歯ぎしりや食いしばりによって歯の周りの組織に負担がかかりすぎることで、歯だけではなく歯を支える骨まで負担がかかり、歯周病の発症や進行に繋がることもあります。
酸によって歯が溶ける
知覚過敏の原因として、酸によってエナメル質が溶けてしまう酸蝕症が挙げられることも。
日常的に黒酢や柑橘類のような酸っぱい飲み物や食べ物を長期的に摂取し続けることが多々あると、その酸によってエナメル質が溶けてしまうことがあります。
知覚過敏の対処法・治療法について
知覚過敏になったときは、知覚過敏の度合いによって治療方法が変わります。
軽度の場合
エナメル質や象牙質を傷つけないように歯ブラシは毛先の柔らかいものを使用して、歯茎きわについた汚れや細菌を優しくブラッシングします。
歯磨き粉も刺激の少ない低研磨、もしくは無研磨のものを使いましょう。
知覚過敏専用の歯磨剤を1〜2週間続けて使うことも知覚過敏に効果的な場合もあります。知覚過敏用の歯磨剤によっては使い続けることで効果を出し続けるものもあるため、知覚過敏に効いている実感があればできる限り使用を続けてください。
中度の場合
軽度の場合の方法を用いても良くならない場合は、露出した象牙質に対して歯科医院でコーティングを行います。
知覚過敏抑制剤は象牙質の細かい穴を塞ぐ作用があるため、刺激を伝えにくい組織にしてくれるのが特徴です。
重度の場合
露出した部位が広い場合や知覚過敏抑制剤を用いても改善が見込めない場合は、歯の色に合わせた樹脂やプラスチックの材料・セメントを用いて物理的に外部の刺激から遮断することがあります。
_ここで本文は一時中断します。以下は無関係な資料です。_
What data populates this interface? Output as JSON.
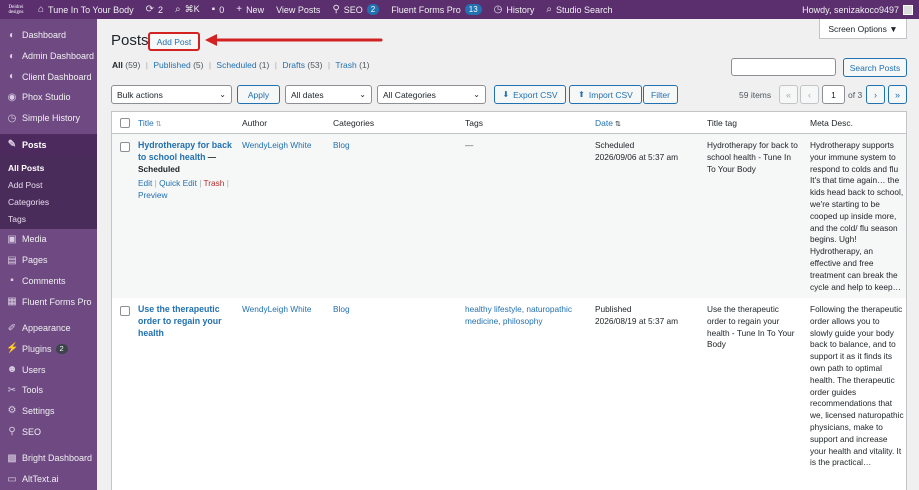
{
  "adminbar": {
    "logo_line1": "Deidrei",
    "logo_line2": "designs",
    "site_name": "Tune In To Your Body",
    "updates_count": "2",
    "shortcut": "⌘K",
    "comments_count": "0",
    "new_label": "New",
    "view_posts": "View Posts",
    "seo_label": "SEO",
    "seo_count": "2",
    "fluent_label": "Fluent Forms Pro",
    "fluent_count": "13",
    "history_label": "History",
    "studio_search": "Studio Search",
    "howdy": "Howdy, senizakoco9497"
  },
  "sidebar": {
    "items": [
      {
        "label": "Dashboard",
        "icon": "dashboard-icon"
      },
      {
        "label": "Admin Dashboard",
        "icon": "admin-dashboard-icon"
      },
      {
        "label": "Client Dashboard",
        "icon": "client-dashboard-icon"
      },
      {
        "label": "Phox Studio",
        "icon": "phox-icon"
      },
      {
        "label": "Simple History",
        "icon": "history-icon"
      },
      {
        "label": "Posts",
        "icon": "posts-icon"
      },
      {
        "label": "Media",
        "icon": "media-icon"
      },
      {
        "label": "Pages",
        "icon": "pages-icon"
      },
      {
        "label": "Comments",
        "icon": "comments-icon"
      },
      {
        "label": "Fluent Forms Pro",
        "icon": "forms-icon"
      },
      {
        "label": "Appearance",
        "icon": "appearance-icon"
      },
      {
        "label": "Plugins",
        "icon": "plugins-icon",
        "badge": "2"
      },
      {
        "label": "Users",
        "icon": "users-icon"
      },
      {
        "label": "Tools",
        "icon": "tools-icon"
      },
      {
        "label": "Settings",
        "icon": "settings-icon"
      },
      {
        "label": "SEO",
        "icon": "seo-icon"
      },
      {
        "label": "Bright Dashboard",
        "icon": "bright-icon"
      },
      {
        "label": "AltText.ai",
        "icon": "alttext-icon"
      }
    ],
    "posts_submenu": [
      "All Posts",
      "Add Post",
      "Categories",
      "Tags"
    ]
  },
  "main": {
    "screen_options": "Screen Options ▼",
    "page_title": "Posts",
    "add_post": "Add Post",
    "filters": {
      "all": "All",
      "all_count": "(59)",
      "published": "Published",
      "published_count": "(5)",
      "scheduled": "Scheduled",
      "scheduled_count": "(1)",
      "drafts": "Drafts",
      "drafts_count": "(53)",
      "trash": "Trash",
      "trash_count": "(1)",
      "separator": "|"
    },
    "search_button": "Search Posts",
    "bulk_actions": "Bulk actions",
    "apply": "Apply",
    "all_dates": "All dates",
    "all_categories": "All Categories",
    "export_csv": "Export CSV",
    "import_csv": "Import CSV",
    "filter": "Filter",
    "items_count": "59 items",
    "page_current": "1",
    "page_of": "of 3",
    "pager": {
      "first": "«",
      "prev": "‹",
      "next": "›",
      "last": "»"
    }
  },
  "table": {
    "columns": [
      "Title",
      "Author",
      "Categories",
      "Tags",
      "Date",
      "Title tag",
      "Meta Desc."
    ],
    "rows": [
      {
        "title": "Hydrotherapy for back to school health",
        "state": "— Scheduled",
        "actions": {
          "edit": "Edit",
          "quick_edit": "Quick Edit",
          "trash": "Trash",
          "preview": "Preview",
          "separator": "|"
        },
        "author": "WendyLeigh White",
        "category": "Blog",
        "tags": "—",
        "date_status": "Scheduled",
        "date": "2026/09/06 at 5:37 am",
        "title_tag": "Hydrotherapy for back to school health - Tune In To Your Body",
        "meta": "Hydrotherapy supports your immune system to respond to colds and flu It's that time again… the kids head back to school, we're starting to be cooped up inside more, and the cold/ flu season begins. Ugh! Hydrotherapy, an effective and free treatment can break the cycle and help to keep…"
      },
      {
        "title": "Use the therapeutic order to regain your health",
        "author": "WendyLeigh White",
        "category": "Blog",
        "tags": "healthy lifestyle, naturopathic medicine, philosophy",
        "date_status": "Published",
        "date": "2026/08/19 at 5:37 am",
        "title_tag": "Use the therapeutic order to regain your health - Tune In To Your Body",
        "meta": "Following the therapeutic order allows you to slowly guide your body back to balance, and to support it as it finds its own path to optimal health. The therapeutic order guides recommendations that we, licensed naturopathic physicians, make to support and increase your health and vitality. It is the practical…"
      }
    ]
  }
}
それでも知覚過敏の症状が続く場合は神経を抜く選択を薦めることも。
症状に合わせて侵襲の少ない治療を選んでいきます。
さいごに
最後に、この記事の内容がいくつか当てはまる場合があっても自己判断はせず、歯科医院で診てもらいましょう。自分では知覚過敏だと思っていたものが実は虫歯だった、ということもあり得ます。
知覚過敏はフッ化物入りの歯磨剤を用いたセルフケアで改善することもありますが、見えない場所で歯が削れてしまったり割れてしまっていたりする場合、正確な診断に基づいた治療を受けないと症状が改善しないことも多いです。
この記事の中で当てはまる症状があれば、まずは歯科医院にご相談ください。